CAPTION:  Since I couldn’t find my own prom pictures, this is one I grabbed off the internet of a prom from a movie scene, just for visual effect:)

I was writing on the Amish Cook site today about one of my first visits to an Amish settlement.  I remember it well, it was to the town of Nova, Ohio and I was doing a rather thorough investigative journalism piece.   At one point during my morning full of interviews I noticed the time and told my hosts that I needed to speed things up.  They didn’t know how old I was, I think they thought I was a 22-year-old journalist fresh out of college.

“Sure, you have some more interviews to make it to?”  the woman asked, as she drove me around the community.
“Uh…I  just need to make sure I’m home in time…prom is tonight,” I said, as I scribbled notes nonchalantly in my reporter’s notebook.   Ah, the life of a 17-year-old aspiring journalist.   By the following year I had landed an internship at my local newspaper, The Middletown Journal.   It was late spring and I was excited about attending my graduation. But when the reporter assigned to the job didn’t show up, I ran to my car, pulled out my reporter’s notebook and did double duty: covered the graduation and graduated.   Ah, but back to prom….

As sure as the smell of fresh-cut grass, the bustle of garage sales, and colorful blooming daisies, there’s another spring sight you’ll see soon.  Go out for dinner on any weekend over the next month and you’ll see them: tuxedoed teenage boys and pink and poofy-dress-clad girls, out for one of their first adult events.  Each year they look younger.  Makes me feel better to place them blame on them and not on me getting older. Those are the smart kids: there’s safety in a group. I remember on my prom night, it was just my date and I at the table of a restaurant in Miamisburg, Ohio and I felt like we were in a Petri dish under a microscope.

Prom is short for  promenade,a derivative of of the French word promener (to take a walk). But in my mind prom is short for promise.  It’s the promise that everyone possesses at that age, a promise you may go on to keep or break.  Sometimes one doesn’t know for years what has become of their promise or even what it was.  That’s what the rest of your life is for: to discover your promise.

Of course there always has to be a dash of drama to anything I do.
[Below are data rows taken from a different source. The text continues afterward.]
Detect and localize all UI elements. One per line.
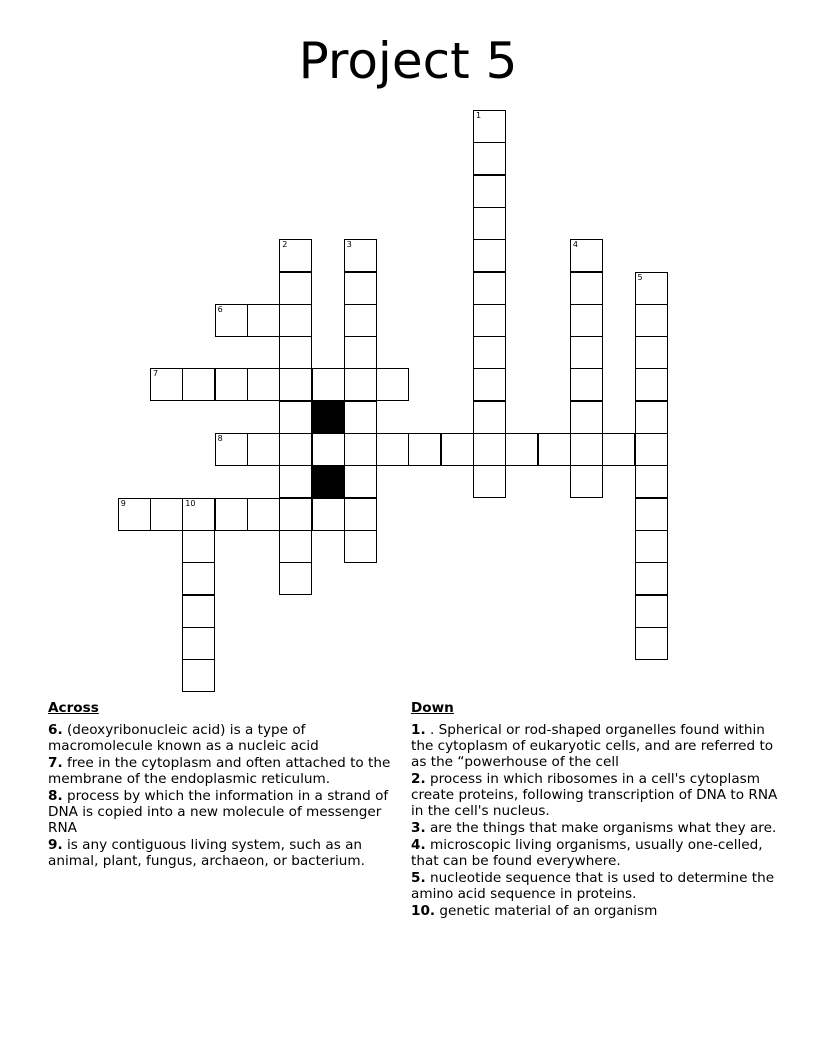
crossword-cell[interactable] [635,272,668,305]
down-clue [411,722,781,770]
across-clue [48,788,398,836]
crossword-cell[interactable] [150,368,183,401]
clue-number-label: 2 [282,240,288,250]
crossword-cell[interactable] [408,433,441,466]
across-heading: Across [48,700,99,716]
clue-number: 5. [411,870,426,886]
crossword-cell[interactable] [118,498,151,531]
crossword-cell[interactable] [635,595,668,628]
crossword-cell[interactable] [215,304,248,337]
crossword-cell[interactable] [473,465,506,498]
crossword-cell[interactable] [312,433,345,466]
crossword-cell[interactable] [279,304,312,337]
crossword-cell[interactable] [279,401,312,434]
crossword-cell[interactable] [635,433,668,466]
crossword-cell[interactable] [247,498,280,531]
crossword-cell[interactable] [570,401,603,434]
crossword-cell[interactable] [635,562,668,595]
clue-text: microscopic living organisms, usually one-celled, that can be found everywhere. [411,837,763,869]
crossword-cell[interactable] [344,304,377,337]
crossword-cell[interactable] [279,498,312,531]
crossword-cell[interactable] [570,368,603,401]
across-clues [48,700,398,870]
clue-number: 10. [411,903,436,919]
crossword-cell[interactable] [215,368,248,401]
clue-number: 3. [411,820,426,836]
down-clue [411,771,781,819]
crossword-cell[interactable] [473,433,506,466]
crossword-cell[interactable] [182,595,215,628]
crossword-cell[interactable] [635,465,668,498]
clue-number: 8. [48,788,63,804]
crossword-cell[interactable] [635,530,668,563]
crossword-cell[interactable] [473,175,506,208]
crossword-cell[interactable] [150,498,183,531]
crossword-cell[interactable] [247,433,280,466]
crossword-cell[interactable] [473,401,506,434]
crossword-cell[interactable] [635,401,668,434]
crossword-cell[interactable] [473,272,506,305]
clue-number: 2. [411,771,426,787]
clue-number-label: 8 [217,434,223,443]
crossword-cell[interactable] [279,336,312,369]
crossword-cell[interactable] [312,498,345,531]
page-title: Project 5 [298,32,518,90]
crossword-cell[interactable] [602,433,635,466]
crossword-cell[interactable] [635,627,668,660]
crossword-cell[interactable] [279,530,312,563]
clue-number-label: 7 [153,369,159,379]
crossword-cell[interactable] [570,465,603,498]
crossword-cell[interactable] [473,239,506,272]
clue-text: genetic material of an organism [439,903,658,919]
clue-number: 7. [48,755,63,771]
crossword-cell[interactable] [247,304,280,337]
clue-number: 9. [48,837,63,853]
across-clue [48,837,398,869]
crossword-cell[interactable] [635,368,668,401]
down-clue [411,837,781,869]
crossword-cell[interactable] [570,336,603,369]
crossword-cell[interactable] [279,562,312,595]
crossword-cell[interactable] [182,562,215,595]
crossword-cell[interactable] [344,401,377,434]
crossword-cell[interactable] [182,659,215,692]
crossword-cell[interactable] [635,498,668,531]
clue-text: is any contiguous living system, such as an animal, plant, fungus, archaeon, or bacterium. [48,837,365,869]
crossword-cell[interactable] [570,433,603,466]
crossword-cell[interactable] [344,465,377,498]
crossword-cell[interactable] [473,304,506,337]
clue-number-label: 10 [185,498,196,508]
clue-text: nucleotide sequence that is used to determine the amino acid sequence in proteins. [411,870,775,902]
down-clue [411,903,781,919]
crossword-cell[interactable] [570,239,603,272]
crossword-cell[interactable] [538,433,571,466]
crossword-cell[interactable] [182,627,215,660]
crossword-cell[interactable] [473,142,506,175]
crossword-cell[interactable] [570,304,603,337]
crossword-cell[interactable] [473,336,506,369]
black-cell [312,465,345,498]
crossword-cell[interactable] [312,368,345,401]
crossword-cell[interactable] [279,368,312,401]
down-heading: Down [411,700,454,716]
clue-text: are the things that make organisms what they are. [429,820,777,836]
crossword-cell[interactable] [376,368,409,401]
crossword-cell[interactable] [279,465,312,498]
crossword-cell[interactable] [182,498,215,531]
crossword-cell[interactable] [182,368,215,401]
crossword-cell[interactable] [279,239,312,272]
clue-number-label: 3 [346,240,352,250]
crossword-cell[interactable] [215,498,248,531]
crossword-cell[interactable] [344,336,377,369]
crossword-cell[interactable] [182,530,215,563]
crossword-cell[interactable] [473,110,506,143]
across-clue [48,755,398,787]
clue-text: (deoxyribonucleic acid) is a type of macromolecule known as a nucleic acid [48,722,319,754]
clue-number: 4. [411,837,426,853]
down-clues [411,700,781,920]
clue-number-label: 9 [120,498,126,508]
crossword-cell[interactable] [473,207,506,240]
clue-text: free in the cytoplasm and often attached to the membrane of the endoplasmic reticulum. [48,755,391,787]
clue-number-label: 5 [637,272,643,282]
crossword-cell[interactable] [441,433,474,466]
crossword-cell[interactable] [344,433,377,466]
crossword-cell[interactable] [570,272,603,305]
crossword-cell[interactable] [635,304,668,337]
clue-text: process in which ribosomes in a cell's cytoplasm create proteins, following transcription of DNA to RNA in the cell's nucleus. [411,771,778,819]
black-cell [312,401,345,434]
clue-number-label: 1 [476,111,482,120]
clue-text: . Spherical or rod-shaped organelles found within the cytoplasm of eukaryotic cells, and are referred to as the “powerhouse of the cell [411,722,774,770]
crossword-cell[interactable] [344,239,377,272]
crossword-cell[interactable] [215,433,248,466]
crossword-cell[interactable] [279,433,312,466]
clue-number-label: 4 [572,240,578,250]
down-clue [411,870,781,902]
across-clue [48,722,398,754]
clue-number: 6. [48,722,63,738]
crossword-cell[interactable] [635,336,668,369]
crossword-cell[interactable] [247,368,280,401]
crossword-cell[interactable] [505,433,538,466]
clue-number: 1. [411,722,426,738]
crossword-cell[interactable] [473,368,506,401]
crossword-cell[interactable] [344,498,377,531]
crossword-cell[interactable] [344,272,377,305]
crossword-cell[interactable] [279,272,312,305]
down-clue [411,820,781,836]
crossword-cell[interactable] [376,433,409,466]
crossword-cell[interactable] [344,530,377,563]
clue-text: process by which the information in a strand of DNA is copied into a new molecule of messenger RNA [48,788,389,836]
clue-number-label: 6 [217,304,223,314]
crossword-cell[interactable] [344,368,377,401]
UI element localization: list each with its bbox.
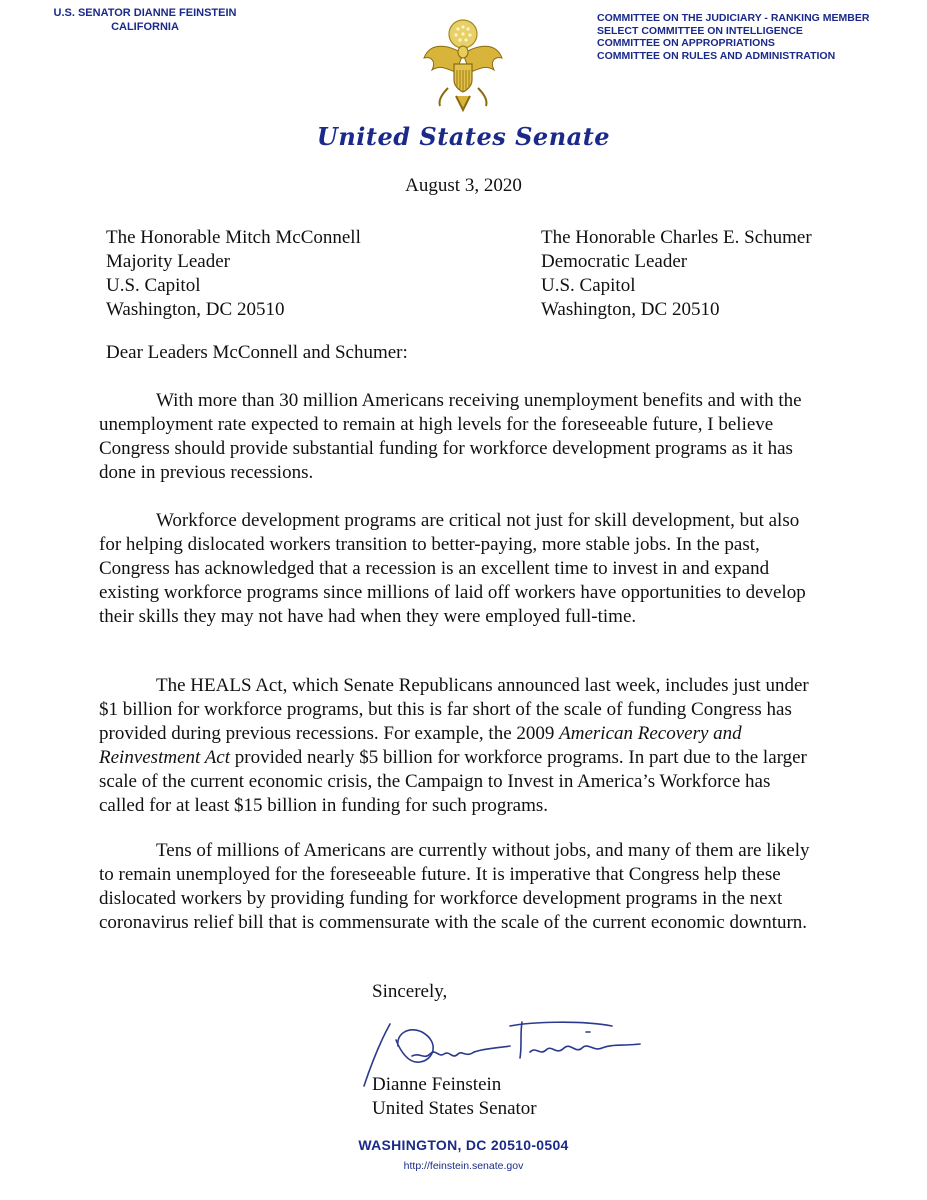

On prom night I locked my car keys in my car (me and keys, now THAT is a post for another day).  A police officer on duty that night offered to drive me home to pick up a spare key.  It was a nice gesture, a fine idea, since we only lived a few minutes away.  But you can imagination the heart-stopping horror of my parents when they see a police cruiser pull up to the front of their house.

I’m not sure what my promise was, or what it is… I’m still a work in progress.  I sometimes admire the 30-year-olds who have it all figured out, everything in order, the rest of their life a calm cruise control on freeway that eventually leads us all to the same place.  But other times I’m grateful my journey has been unconventional, never knowing what is around the next corner or over the next hill.

So what about you.  Did you go to prom in a group?  Any key-locking horror stories to share?  What does it all mean? Has prom become an overpriced charade or is there still meaning in it?